| The size of the problem was revealed by NHS Tayside’s leading expert on alcohol addictions, addressing health bosses in the city today.
Psychiatrist Dr Peter Rice said the Dundee United stadium would fill up with 14,000 people who rely on more drink to stop alcoholic trembling.
“If you take the number of people with significant alcohol dependence, drinking in the mornings, shaking and having to use alcohol to settle that, the number of people would fill Tannadice,” said Dr Rice. “That’s 14,000.”
Health boards across Scotland are grappling with booze problems. NHS Tayside has been granted over £7m of extra cash to be invested in tackling the problems of excessive drinking locally.

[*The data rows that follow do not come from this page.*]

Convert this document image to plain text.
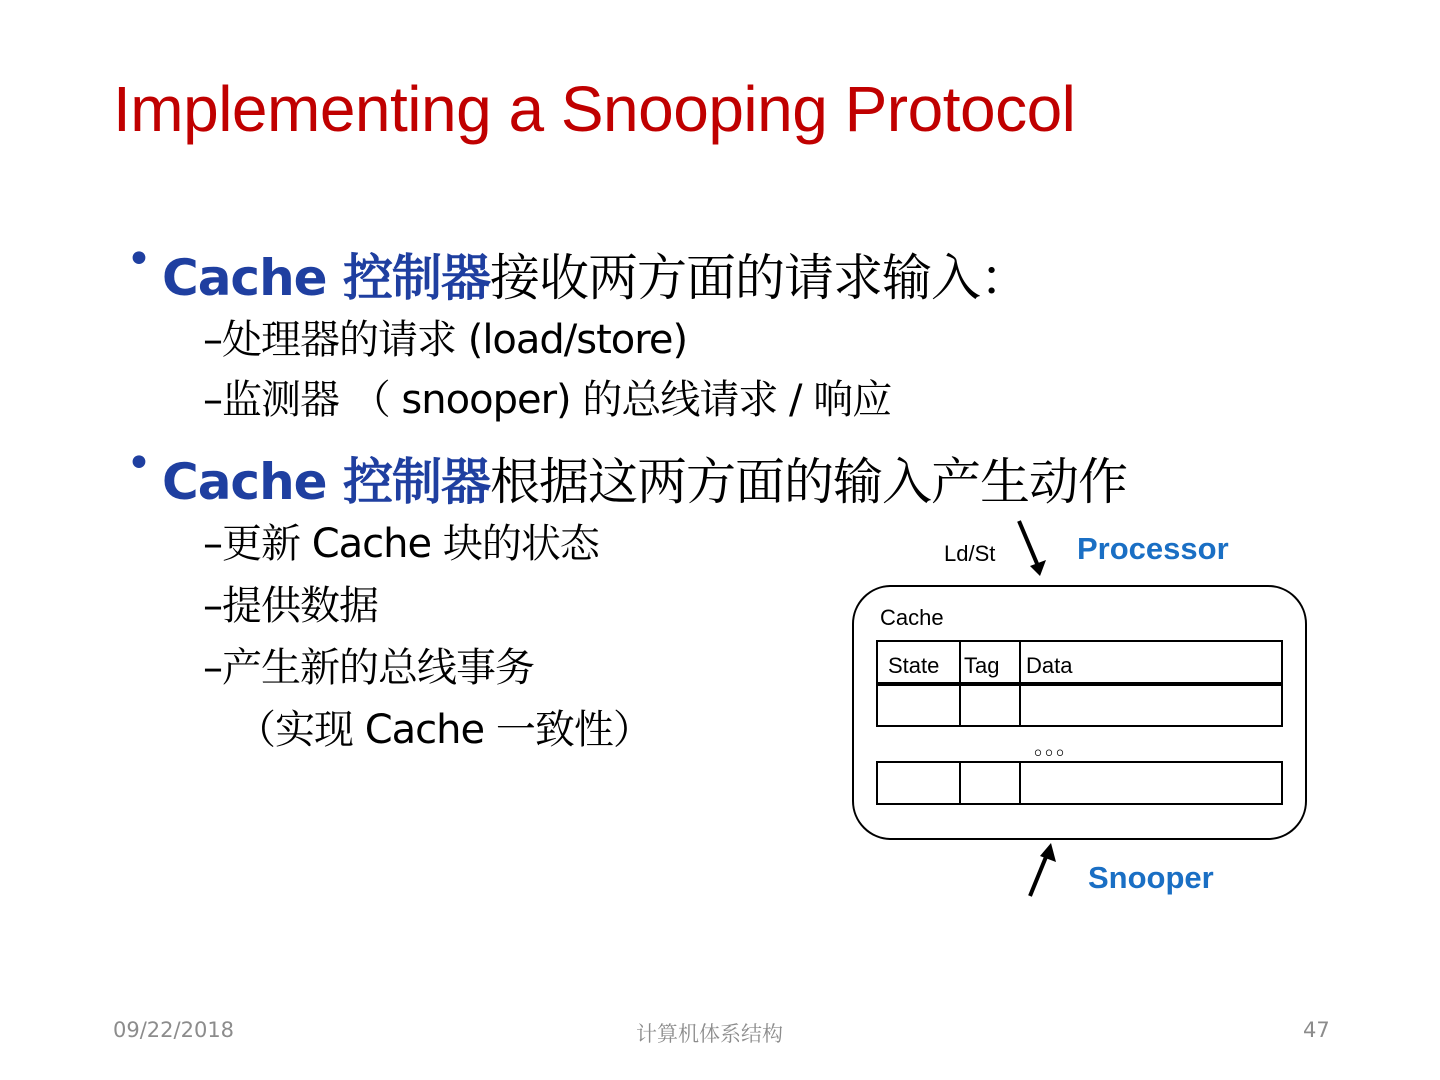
Implementing a Snooping Protocol
• Cache 控制器接收两方面的请求输入：
–处理器的请求 (load/store)
–监测器 （ snooper) 的总线请求 / 响应
• Cache 控制器根据这两方面的输入产生动作
–更新 Cache 块的状态
–提供数据
–产生新的总线事务
（实现 Cache 一致性）
Ld/St	Processor
Cache
State Tag Data
。。。
Snooper
09/22/2018	计算机体系结构	47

Dr Rice told NHS Tayside’s strategic policy and resources committee meeting in King’s Cross Hospital how he and his colleagues planned to spend that cash.
A lot of work is now going on in surgeries to try to identify people with alcohol problems, through a screening programme that aims to pick up these at an earlier stage and offer help to prevent them becoming more serious.
Dr Rice outlined plans to make these screening and brief intervention programmes available more widely in both healthcare and non-healthcare settings, including ante-natal clinics, police custody suites and housing and homelessness services.
There was also a plan to follow up people who were identified as having alcohol problems and might not attend for appointments or take up offers of help. This could include sending text messages or phoning people at home.
Non-executive director John Angus said he’d want to see this time next year a measure of the effect the changes had made.